There’s an exception to this statutory preference for arbitration, however. Section 1 of the FAA carves out of the Act’s coverage “contracts of employment of seamen, railroad employees, or any other class of workers engaged in foreign or interstate commerce.”
Both parties agreed that Brock never crossed state lines in his work distributing Flowers Foods’ products. As explained by Flowers Foods, “[u]nder Flowers’ ‘direct-store-delivery system,’ Brock, Inc. orders products from Flowers… delivers those products to a warehouse in Colorado, where they are unloaded by Flowers... then picks up the products from the warehouse and delivers them to his customers.”
“Mr. Brock was responsible for the last leg of that journey—from Flowers’ regional warehouse in Colorado to stores throughout the state,” Brock’s brief explained.
This distribution arrangement – where a supplier produces and delivers its products to a particular warehouse for final, local delivery by an in-state franchisee – is commonly used in a number of industries, including by nationwide retailers like Amazon.com.
The Independent Bakers Association explained, “most distributors do business within defined geographic territories that exist entirely within a single State—as respondent’s company, Brock, Inc. did—never transporting their products across state lines.”
Business groups warned that the lack of a bright-line rule placing “last-mile” distributors within the FAA’s coverage would lead to lengthy and expensive litigation over the Act’s applicability in individual cases.
“[C]ourts will be forced into a lengthy series of complex inquiries that produce unpredictable and inconsistent results ‘for reasons that have nothing to do with the on-the-ground work [the workers] perform,’” the U.S. Chamber of Commerce argued to the Court. “And the prospect of lengthy and burdensome discovery into application of the Section 1 exemption’s residual clause may cause some defendants to forgo their arbitration rights altogether—a result antithetical to the FAA’s federal protection of arbitration agreements.”
According to Amazon, “[a]ll this litigation over whether a case should be in litigation at all is antithetical to the FAA’s basic aims and underscores the flaws in [Brock’s] vision of the statute.”
The Court rejected these arguments, however, finding that the plain reading of the FAA favored application of §1’s exclusion from arbitration. Flowers Foods “ventures all upon one cast, asking us to adopt a bright-line rule that an individual can never qualify for §1’s exemption unless he crosses state lines or interacts with vehicles that do,” Gorsuch wrote. “And whatever other limits §1 may or may not contain, we do not see how the statutory text can support that one.”

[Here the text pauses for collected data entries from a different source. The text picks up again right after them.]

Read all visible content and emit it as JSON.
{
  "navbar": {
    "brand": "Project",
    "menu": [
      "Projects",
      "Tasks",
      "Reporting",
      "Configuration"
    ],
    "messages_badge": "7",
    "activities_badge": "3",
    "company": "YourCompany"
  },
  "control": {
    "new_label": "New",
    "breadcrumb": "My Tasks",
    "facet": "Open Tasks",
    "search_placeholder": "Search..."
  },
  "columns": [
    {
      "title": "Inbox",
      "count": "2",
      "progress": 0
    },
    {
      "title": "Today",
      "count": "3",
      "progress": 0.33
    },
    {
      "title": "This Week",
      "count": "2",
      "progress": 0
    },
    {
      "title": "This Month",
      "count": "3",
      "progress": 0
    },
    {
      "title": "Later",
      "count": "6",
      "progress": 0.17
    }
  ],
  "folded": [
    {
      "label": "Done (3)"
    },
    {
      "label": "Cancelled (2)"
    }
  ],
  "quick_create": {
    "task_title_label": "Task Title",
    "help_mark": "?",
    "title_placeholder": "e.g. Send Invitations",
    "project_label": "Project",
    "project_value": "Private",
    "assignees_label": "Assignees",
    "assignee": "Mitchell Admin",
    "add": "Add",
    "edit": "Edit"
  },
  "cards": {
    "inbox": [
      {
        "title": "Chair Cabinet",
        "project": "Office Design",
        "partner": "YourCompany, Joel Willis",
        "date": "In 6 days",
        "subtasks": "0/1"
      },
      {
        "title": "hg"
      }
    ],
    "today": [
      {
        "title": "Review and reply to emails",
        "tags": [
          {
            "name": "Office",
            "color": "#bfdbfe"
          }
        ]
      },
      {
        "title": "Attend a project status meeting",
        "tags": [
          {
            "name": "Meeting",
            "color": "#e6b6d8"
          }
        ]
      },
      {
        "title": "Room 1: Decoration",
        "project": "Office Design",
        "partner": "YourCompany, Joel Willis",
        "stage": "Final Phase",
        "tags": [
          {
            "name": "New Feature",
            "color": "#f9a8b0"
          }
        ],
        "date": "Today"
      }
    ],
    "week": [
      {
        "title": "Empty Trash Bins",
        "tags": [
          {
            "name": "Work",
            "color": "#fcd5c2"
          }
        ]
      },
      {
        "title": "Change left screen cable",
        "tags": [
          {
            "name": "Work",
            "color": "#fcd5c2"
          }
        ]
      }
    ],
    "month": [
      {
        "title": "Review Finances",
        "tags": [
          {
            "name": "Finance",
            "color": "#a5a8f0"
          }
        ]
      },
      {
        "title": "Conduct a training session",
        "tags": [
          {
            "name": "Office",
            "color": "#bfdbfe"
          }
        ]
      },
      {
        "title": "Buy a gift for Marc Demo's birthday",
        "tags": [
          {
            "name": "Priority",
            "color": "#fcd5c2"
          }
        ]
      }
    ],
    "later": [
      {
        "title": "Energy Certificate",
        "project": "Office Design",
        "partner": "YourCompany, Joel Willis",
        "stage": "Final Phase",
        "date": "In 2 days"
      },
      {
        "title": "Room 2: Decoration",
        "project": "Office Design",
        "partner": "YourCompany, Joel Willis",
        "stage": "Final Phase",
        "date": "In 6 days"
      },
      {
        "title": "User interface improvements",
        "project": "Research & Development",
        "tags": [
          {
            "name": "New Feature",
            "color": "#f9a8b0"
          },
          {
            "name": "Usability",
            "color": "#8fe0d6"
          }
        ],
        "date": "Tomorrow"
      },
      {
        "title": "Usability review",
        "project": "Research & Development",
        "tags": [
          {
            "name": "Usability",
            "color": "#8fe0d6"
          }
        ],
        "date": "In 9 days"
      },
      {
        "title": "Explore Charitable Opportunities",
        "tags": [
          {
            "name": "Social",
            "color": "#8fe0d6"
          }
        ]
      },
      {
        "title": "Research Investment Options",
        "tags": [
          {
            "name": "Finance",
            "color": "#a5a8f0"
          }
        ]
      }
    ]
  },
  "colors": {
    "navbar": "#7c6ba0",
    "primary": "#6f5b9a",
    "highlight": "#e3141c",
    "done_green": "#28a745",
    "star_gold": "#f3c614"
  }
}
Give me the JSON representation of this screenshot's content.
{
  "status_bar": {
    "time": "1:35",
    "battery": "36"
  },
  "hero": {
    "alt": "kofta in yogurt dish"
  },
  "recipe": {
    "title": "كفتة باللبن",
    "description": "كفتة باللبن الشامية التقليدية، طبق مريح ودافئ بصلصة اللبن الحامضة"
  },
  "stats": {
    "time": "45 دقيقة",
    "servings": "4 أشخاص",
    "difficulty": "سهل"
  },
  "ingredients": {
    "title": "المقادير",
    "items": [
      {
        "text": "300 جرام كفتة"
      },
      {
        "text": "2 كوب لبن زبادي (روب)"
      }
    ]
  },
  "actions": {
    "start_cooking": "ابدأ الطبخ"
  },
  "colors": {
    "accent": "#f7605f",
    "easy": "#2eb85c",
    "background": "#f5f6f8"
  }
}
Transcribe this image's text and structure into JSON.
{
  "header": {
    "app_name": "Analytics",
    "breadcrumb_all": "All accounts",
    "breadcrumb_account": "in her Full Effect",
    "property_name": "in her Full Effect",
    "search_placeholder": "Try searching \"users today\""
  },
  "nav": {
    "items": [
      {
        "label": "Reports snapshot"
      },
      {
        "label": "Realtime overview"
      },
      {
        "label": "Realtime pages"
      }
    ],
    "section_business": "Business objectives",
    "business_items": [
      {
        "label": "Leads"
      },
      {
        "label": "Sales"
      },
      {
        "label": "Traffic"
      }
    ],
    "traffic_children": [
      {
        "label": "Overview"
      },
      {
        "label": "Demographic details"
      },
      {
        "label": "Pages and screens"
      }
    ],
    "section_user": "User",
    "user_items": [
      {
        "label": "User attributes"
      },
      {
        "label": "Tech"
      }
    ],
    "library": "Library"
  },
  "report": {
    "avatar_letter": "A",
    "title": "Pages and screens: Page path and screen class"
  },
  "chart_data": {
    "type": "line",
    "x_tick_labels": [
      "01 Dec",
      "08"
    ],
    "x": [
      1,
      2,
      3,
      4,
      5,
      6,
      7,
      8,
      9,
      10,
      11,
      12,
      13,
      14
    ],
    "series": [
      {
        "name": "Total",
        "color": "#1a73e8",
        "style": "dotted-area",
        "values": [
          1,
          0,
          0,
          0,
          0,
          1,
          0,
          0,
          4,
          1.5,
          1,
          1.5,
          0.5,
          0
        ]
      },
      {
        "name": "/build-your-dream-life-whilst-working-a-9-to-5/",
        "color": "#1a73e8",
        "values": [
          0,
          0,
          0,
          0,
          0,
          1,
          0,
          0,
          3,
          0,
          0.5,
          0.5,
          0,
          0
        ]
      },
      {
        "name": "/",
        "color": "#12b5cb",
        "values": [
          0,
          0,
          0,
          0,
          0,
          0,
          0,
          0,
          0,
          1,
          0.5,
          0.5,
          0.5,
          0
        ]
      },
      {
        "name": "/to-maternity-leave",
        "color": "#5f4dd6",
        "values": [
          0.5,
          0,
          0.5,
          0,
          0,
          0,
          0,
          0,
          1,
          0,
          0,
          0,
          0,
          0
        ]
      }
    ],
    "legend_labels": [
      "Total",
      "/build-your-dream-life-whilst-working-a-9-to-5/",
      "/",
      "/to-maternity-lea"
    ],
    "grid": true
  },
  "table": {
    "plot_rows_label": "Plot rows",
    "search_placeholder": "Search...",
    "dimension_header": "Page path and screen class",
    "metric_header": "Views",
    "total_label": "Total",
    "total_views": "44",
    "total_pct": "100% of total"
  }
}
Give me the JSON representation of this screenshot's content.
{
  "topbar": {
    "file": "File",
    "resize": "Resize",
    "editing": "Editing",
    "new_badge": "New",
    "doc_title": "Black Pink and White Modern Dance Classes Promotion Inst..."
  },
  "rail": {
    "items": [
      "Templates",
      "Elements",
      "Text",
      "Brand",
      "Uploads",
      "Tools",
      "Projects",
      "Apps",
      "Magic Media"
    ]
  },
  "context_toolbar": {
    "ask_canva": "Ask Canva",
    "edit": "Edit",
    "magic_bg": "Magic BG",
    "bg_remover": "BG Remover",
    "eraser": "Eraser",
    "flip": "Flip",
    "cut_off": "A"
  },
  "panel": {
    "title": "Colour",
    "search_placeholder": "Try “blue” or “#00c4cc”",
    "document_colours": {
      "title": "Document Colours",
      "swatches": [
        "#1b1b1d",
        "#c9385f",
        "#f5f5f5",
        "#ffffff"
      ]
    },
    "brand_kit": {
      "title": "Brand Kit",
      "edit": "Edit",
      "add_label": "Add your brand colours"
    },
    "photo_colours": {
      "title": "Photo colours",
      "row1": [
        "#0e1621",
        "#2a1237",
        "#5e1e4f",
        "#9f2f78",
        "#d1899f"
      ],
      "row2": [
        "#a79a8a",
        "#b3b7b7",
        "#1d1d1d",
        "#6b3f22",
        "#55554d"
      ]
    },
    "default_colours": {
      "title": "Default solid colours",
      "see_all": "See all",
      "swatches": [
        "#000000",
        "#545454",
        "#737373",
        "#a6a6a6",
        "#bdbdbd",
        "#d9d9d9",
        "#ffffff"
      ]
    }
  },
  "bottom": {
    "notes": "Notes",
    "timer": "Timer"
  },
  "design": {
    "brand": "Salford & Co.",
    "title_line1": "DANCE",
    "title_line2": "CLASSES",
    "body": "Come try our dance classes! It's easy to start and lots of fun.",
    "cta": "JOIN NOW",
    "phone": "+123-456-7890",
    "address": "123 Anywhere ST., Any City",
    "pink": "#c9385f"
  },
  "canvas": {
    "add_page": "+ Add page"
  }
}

“We have already held… that §1 does not require workers to cross state lines,” the court reasoned. “Nor, we now add, does §1 turn on a game of tag with vehicles that do. At least sometimes, a worker who transports goods on an intrastate leg of an interstate journey can qualify for §1’s exemption without satisfying either of those criteria.”
Brock’s case will now proceed in federal court.